Nim: walkDirRec returning incorrect chinese file name on windows

Created on 19 Aug 2015 · 8Comments · Source: nim-lang/Nim

given two file with chinese character
傅温良.txt
涓甲午.txt

the following code will raise exception

import os

for fileName in walkDirRec("", {pcFile}):
   var file = open(fileName)

with error message:

Traceback (most recent call last)
bug.nim(4) bug
system.nim(2431) sysFatal
Error: unhandled exception: cannot open: Õéàµ©®´┐¢.txt [IOError]

but it is ok if I call open("傅温良.txt") directly

var file = open("傅温良.txt")
var file2 = open("涓甲午.txt")

looks like walkDirRec have problem with those characters, it also happened to other files with chinese character too

nim -v
Nim Compiler Version 0.11.3 (2015-08-10) [Windows: i386]
Copyright (c) 2006-2015 by Andreas Rumpf

active boot switches:

do i need to use certain encoding for walkDirRec?

High Priority Stdlib

Source

jangko

All 8 comments

Everything in os.nim uses the Windows *W functions which are Unicode aware and Nim strings are converted from UTF-8 to UTF-16 for this to work. No idea what's going on here.

Araq on 19 Aug 2015

把文件编码换成utf-8试试?

egmkang on 19 Aug 2015

import os, strutils

const
  one = "傅温良.txt"

proc toHex(input: string): string =
  result = ""
  for c in input:
    result.add toHex(ord(c), 2)

for fileName in walkDirRec("", {pcFile}):
  let path = splitFile(fileName)
  if path.ext.len() == 0: continue
  let ext = toLower(path.ext)
  if ext != ".txt": continue
  echo toHex(fileName)
  echo toHex(one)

the result is(I added the '-'):

E58285E6B8A9 - EFBFBD - 2E747874
E58285E6B8A9 - E889AF - 2E747874

the first line is what come out from walkDirRec
the second line is UTF-8 from editor

I think the problem lies in nim's internal conversion, from UCS-2 to UTF-8
and as far as I know, UCS-2 != UTF-16

jangko on 19 Aug 2015

i found the culprit, it is in widestrs.nim

proc `$`*(w: WideCString, estimate: int): string =

it produced different result compared to WideCharToMultiByte

proc $ will return: E58285E6B8A9 - EFBFBD - 2E747874
while using WideCharToMultiByte the result will be: E58285E6B8A9 - E889AF - 2E747874

wide char contains Unicode character in Windows is encoded in UCS-2, not UTF-16, probably that is the problem, need further investigation

jangko on 20 Aug 2015

UTF-16 is used for text in the OS API in Microsoft Windows 2000/XP/2003/Vista/7/8/CE.[10] Older Windows NT systems (prior to Windows 2000) only support UCS-2.[11]

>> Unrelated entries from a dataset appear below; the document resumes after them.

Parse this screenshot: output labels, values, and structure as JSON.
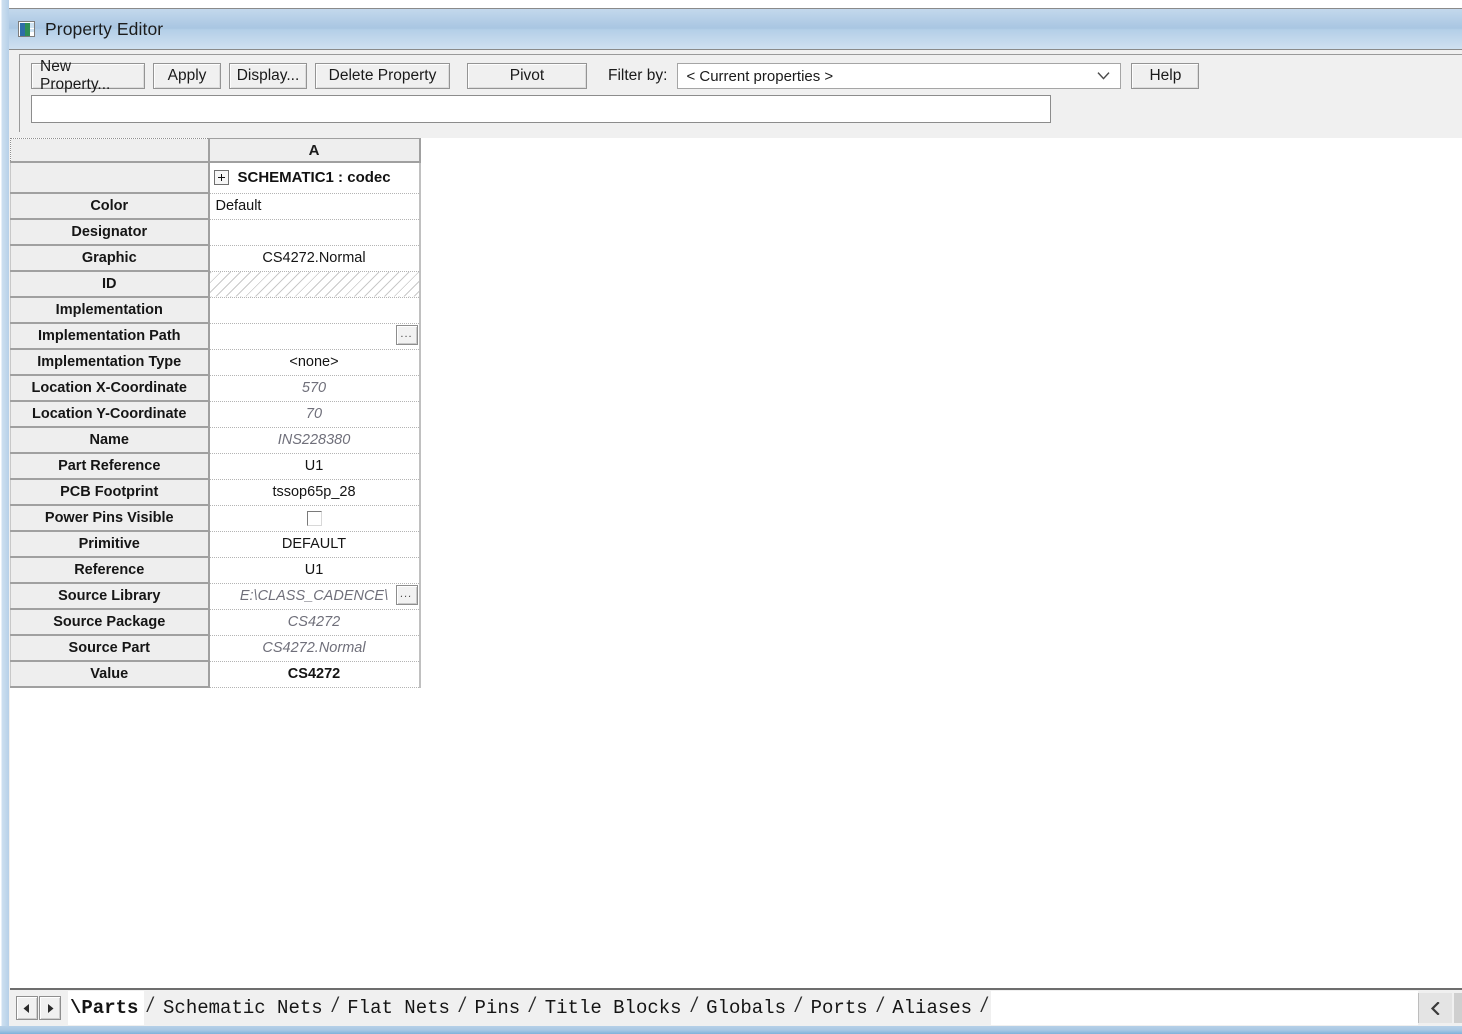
{
  "window": {
    "title": "Property Editor",
    "icon": "property-editor-icon"
  },
  "toolbar": {
    "new_property_label": "New Property...",
    "apply_label": "Apply",
    "display_label": "Display...",
    "delete_property_label": "Delete Property",
    "pivot_label": "Pivot",
    "filter_label": "Filter by:",
    "filter_value": "< Current properties >",
    "filter_options": [
      "< Current properties >"
    ],
    "help_label": "Help",
    "property_input_value": "",
    "property_input_placeholder": ""
  },
  "grid": {
    "header": {
      "corner": "",
      "column_a": "A"
    },
    "object_row": {
      "label": "",
      "title": "SCHEMATIC1 : codec",
      "expander": "plus-icon"
    },
    "rows": [
      {
        "name": "Color",
        "value": "Default",
        "style": "normal",
        "align": "left"
      },
      {
        "name": "Designator",
        "value": "",
        "style": "normal",
        "align": "center"
      },
      {
        "name": "Graphic",
        "value": "CS4272.Normal",
        "style": "normal",
        "align": "center"
      },
      {
        "name": "ID",
        "value": "",
        "style": "hatched",
        "align": "center"
      },
      {
        "name": "Implementation",
        "value": "",
        "style": "normal",
        "align": "center"
      },
      {
        "name": "Implementation Path",
        "value": "",
        "style": "browse",
        "align": "center"
      },
      {
        "name": "Implementation Type",
        "value": "<none>",
        "style": "normal",
        "align": "center"
      },
      {
        "name": "Location X-Coordinate",
        "value": "570",
        "style": "readonly",
        "align": "center"
      },
      {
        "name": "Location Y-Coordinate",
        "value": "70",
        "style": "readonly",
        "align": "center"
      },
      {
        "name": "Name",
        "value": "INS228380",
        "style": "readonly",
        "align": "center"
      },
      {
        "name": "Part Reference",
        "value": "U1",
        "style": "normal",
        "align": "center"
      },
      {
        "name": "PCB Footprint",
        "value": "tssop65p_28",
        "style": "normal",
        "align": "center"
      },
      {
        "name": "Power Pins Visible",
        "value": "",
        "style": "checkbox",
        "align": "center",
        "checked": false
      },
      {
        "name": "Primitive",
        "value": "DEFAULT",
        "style": "normal",
        "align": "center"
      },
      {
        "name": "Reference",
        "value": "U1",
        "style": "normal",
        "align": "center"
      },
      {
        "name": "Source Library",
        "value": "E:\\CLASS_CADENCE\\",
        "style": "readonly-browse",
        "align": "center"
      },
      {
        "name": "Source Package",
        "value": "CS4272",
        "style": "readonly",
        "align": "center"
      },
      {
        "name": "Source Part",
        "value": "CS4272.Normal",
        "style": "readonly",
        "align": "center"
      },
      {
        "name": "Value",
        "value": "CS4272",
        "style": "bold",
        "align": "center"
      }
    ],
    "browse_button_label": "..."
  },
  "tabbar": {
    "prev_icon": "triangle-left-icon",
    "next_icon": "triangle-right-icon",
    "scroll_right_icon": "chevron-left-icon",
    "separator": "/",
    "tabs": [
      {
        "label": "\\Parts",
        "active": true
      },
      {
        "label": "Schematic Nets",
        "active": false
      },
      {
        "label": "Flat Nets",
        "active": false
      },
      {
        "label": "Pins",
        "active": false
      },
      {
        "label": "Title Blocks",
        "active": false
      },
      {
        "label": "Globals",
        "active": false
      },
      {
        "label": "Ports",
        "active": false
      },
      {
        "label": "Aliases",
        "active": false
      }
    ]
  },
  "colors": {
    "titlebar_top": "#c3d8ec",
    "titlebar_bottom": "#cfe0f0",
    "window_border": "#b6d0e8",
    "panel_bg": "#f0f0f0",
    "header_cell_bg": "#eeeeee",
    "readonly_text": "#6f6f7a",
    "grid_line": "#a0a0a0"
  }
}
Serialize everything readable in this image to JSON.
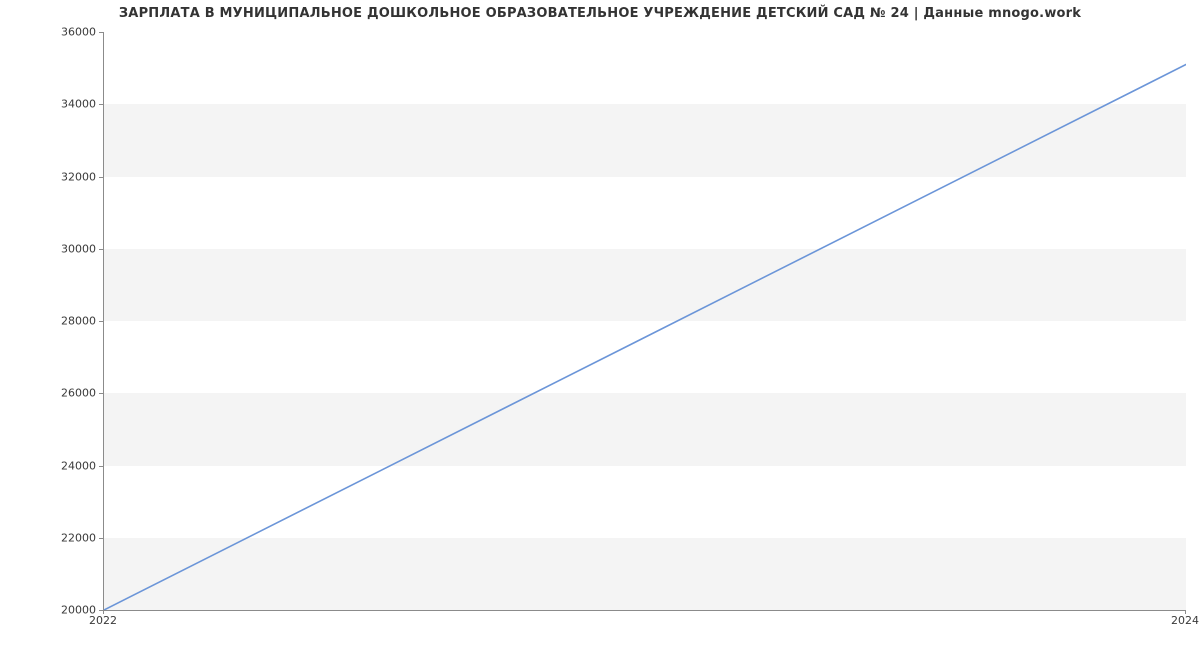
{
  "chart_data": {
    "type": "line",
    "title": "ЗАРПЛАТА В МУНИЦИПАЛЬНОЕ ДОШКОЛЬНОЕ ОБРАЗОВАТЕЛЬНОЕ УЧРЕЖДЕНИЕ ДЕТСКИЙ САД № 24 | Данные mnogo.work",
    "x": [
      2022,
      2024
    ],
    "values": [
      20000,
      35100
    ],
    "xlabel": "",
    "ylabel": "",
    "xlim": [
      2022,
      2024
    ],
    "ylim": [
      20000,
      36000
    ],
    "yticks": [
      20000,
      22000,
      24000,
      26000,
      28000,
      30000,
      32000,
      34000,
      36000
    ],
    "xticks": [
      2022,
      2024
    ],
    "line_color": "#6b95d8",
    "grid_band_color": "#f4f4f4"
  }
}
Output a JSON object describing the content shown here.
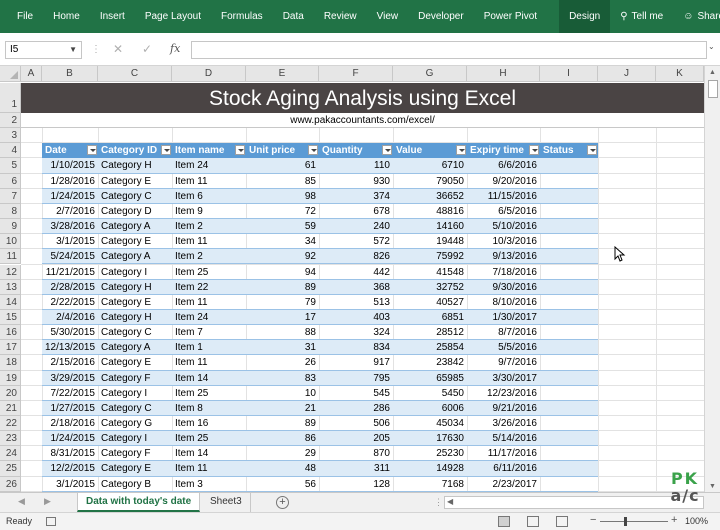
{
  "ribbon": {
    "items": [
      "File",
      "Home",
      "Insert",
      "Page Layout",
      "Formulas",
      "Data",
      "Review",
      "View",
      "Developer",
      "Power Pivot",
      "Design"
    ],
    "active": "Design",
    "tell_me": "Tell me",
    "share": "Share"
  },
  "formula_bar": {
    "name_box": "I5",
    "fx": "fx",
    "content": ""
  },
  "columns": [
    "A",
    "B",
    "C",
    "D",
    "E",
    "F",
    "G",
    "H",
    "I",
    "J",
    "K"
  ],
  "rows": [
    "1",
    "2",
    "3",
    "4",
    "5",
    "6",
    "7",
    "8",
    "9",
    "10",
    "11",
    "12",
    "13",
    "14",
    "15",
    "16",
    "17",
    "18",
    "19",
    "20",
    "21",
    "22",
    "23",
    "24",
    "25",
    "26"
  ],
  "sheet": {
    "title": "Stock Aging Analysis using Excel",
    "url": "www.pakaccountants.com/excel/"
  },
  "table": {
    "headers": [
      "Date",
      "Category ID",
      "Item name",
      "Unit price",
      "Quantity",
      "Value",
      "Expiry time",
      "Status"
    ],
    "rows": [
      [
        "1/10/2015",
        "Category H",
        "Item 24",
        "61",
        "110",
        "6710",
        "6/6/2016",
        ""
      ],
      [
        "1/28/2016",
        "Category E",
        "Item 11",
        "85",
        "930",
        "79050",
        "9/20/2016",
        ""
      ],
      [
        "1/24/2015",
        "Category C",
        "Item 6",
        "98",
        "374",
        "36652",
        "11/15/2016",
        ""
      ],
      [
        "2/7/2016",
        "Category D",
        "Item 9",
        "72",
        "678",
        "48816",
        "6/5/2016",
        ""
      ],
      [
        "3/28/2016",
        "Category A",
        "Item 2",
        "59",
        "240",
        "14160",
        "5/10/2016",
        ""
      ],
      [
        "3/1/2015",
        "Category E",
        "Item 11",
        "34",
        "572",
        "19448",
        "10/3/2016",
        ""
      ],
      [
        "5/24/2015",
        "Category A",
        "Item 2",
        "92",
        "826",
        "75992",
        "9/13/2016",
        ""
      ],
      [
        "11/21/2015",
        "Category I",
        "Item 25",
        "94",
        "442",
        "41548",
        "7/18/2016",
        ""
      ],
      [
        "2/28/2015",
        "Category H",
        "Item 22",
        "89",
        "368",
        "32752",
        "9/30/2016",
        ""
      ],
      [
        "2/22/2015",
        "Category E",
        "Item 11",
        "79",
        "513",
        "40527",
        "8/10/2016",
        ""
      ],
      [
        "2/4/2016",
        "Category H",
        "Item 24",
        "17",
        "403",
        "6851",
        "1/30/2017",
        ""
      ],
      [
        "5/30/2015",
        "Category C",
        "Item 7",
        "88",
        "324",
        "28512",
        "8/7/2016",
        ""
      ],
      [
        "12/13/2015",
        "Category A",
        "Item 1",
        "31",
        "834",
        "25854",
        "5/5/2016",
        ""
      ],
      [
        "2/15/2016",
        "Category E",
        "Item 11",
        "26",
        "917",
        "23842",
        "9/7/2016",
        ""
      ],
      [
        "3/29/2015",
        "Category F",
        "Item 14",
        "83",
        "795",
        "65985",
        "3/30/2017",
        ""
      ],
      [
        "7/22/2015",
        "Category I",
        "Item 25",
        "10",
        "545",
        "5450",
        "12/23/2016",
        ""
      ],
      [
        "1/27/2015",
        "Category C",
        "Item 8",
        "21",
        "286",
        "6006",
        "9/21/2016",
        ""
      ],
      [
        "2/18/2016",
        "Category G",
        "Item 16",
        "89",
        "506",
        "45034",
        "3/26/2016",
        ""
      ],
      [
        "1/24/2015",
        "Category I",
        "Item 25",
        "86",
        "205",
        "17630",
        "5/14/2016",
        ""
      ],
      [
        "8/31/2015",
        "Category F",
        "Item 14",
        "29",
        "870",
        "25230",
        "11/17/2016",
        ""
      ],
      [
        "12/2/2015",
        "Category E",
        "Item 11",
        "48",
        "311",
        "14928",
        "6/11/2016",
        ""
      ],
      [
        "3/1/2015",
        "Category B",
        "Item 3",
        "56",
        "128",
        "7168",
        "2/23/2017",
        ""
      ]
    ]
  },
  "tabs": {
    "active": "Data with today's date",
    "other": "Sheet3"
  },
  "status": {
    "ready": "Ready",
    "zoom": "100%"
  },
  "logo": {
    "line1": "PK",
    "line2": "a/c"
  }
}
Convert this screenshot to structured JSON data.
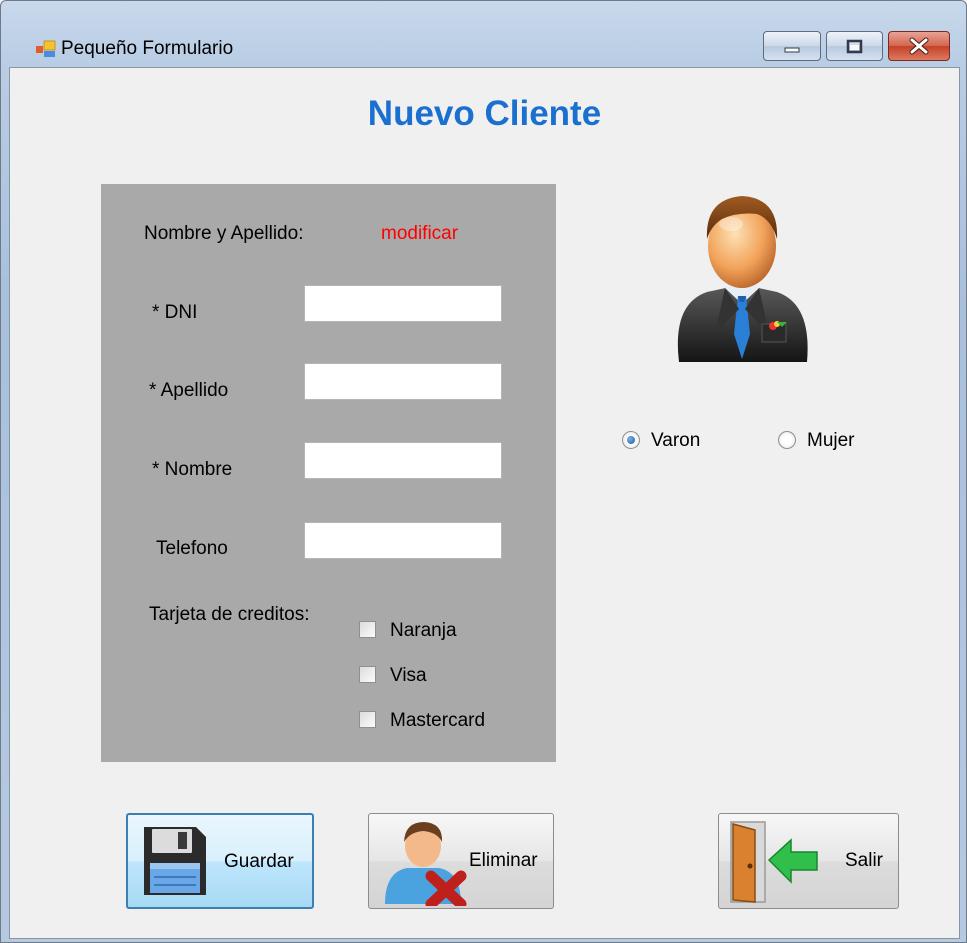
{
  "window": {
    "title": "Pequeño Formulario"
  },
  "form": {
    "heading": "Nuevo Cliente",
    "name_label": "Nombre y Apellido:",
    "name_value": "modificar",
    "fields": [
      {
        "label": "* DNI",
        "value": ""
      },
      {
        "label": "* Apellido",
        "value": ""
      },
      {
        "label": "* Nombre",
        "value": ""
      },
      {
        "label": "Telefono",
        "value": ""
      }
    ],
    "credit_cards_label": "Tarjeta de creditos:",
    "credit_cards": [
      {
        "label": "Naranja",
        "checked": false
      },
      {
        "label": "Visa",
        "checked": false
      },
      {
        "label": "Mastercard",
        "checked": false
      }
    ],
    "gender": [
      {
        "label": "Varon",
        "selected": true
      },
      {
        "label": "Mujer",
        "selected": false
      }
    ]
  },
  "buttons": {
    "save": "Guardar",
    "delete": "Eliminar",
    "exit": "Salir"
  },
  "icons": {
    "app": "form-app-icon",
    "avatar": "businessman-avatar-icon",
    "save": "floppy-disk-icon",
    "delete": "user-delete-icon",
    "exit": "exit-door-icon"
  },
  "colors": {
    "heading": "#1a6fcf",
    "name_value": "#ff0000",
    "panel": "#a9a9a9"
  }
}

https://en.wikipedia.org/wiki/UTF-16

egmkang on 20 Aug 2015

👍1

So... What version of Windows are you using?

Varriount on 20 Aug 2015

👍1

@egmkang: thanks for the clarification
@Varriount: Windows 7 Ultimate 64bit

yes, it has nothing to do with UCS-2, i have compared it with utfcpp and again the result is E58285E6B8A9E889AF2E747874, same as WideCharToMultiByte,
i think it's time to make a PR

jangko on 20 Aug 2015

👍1

Going to assume that #3231 fixed this.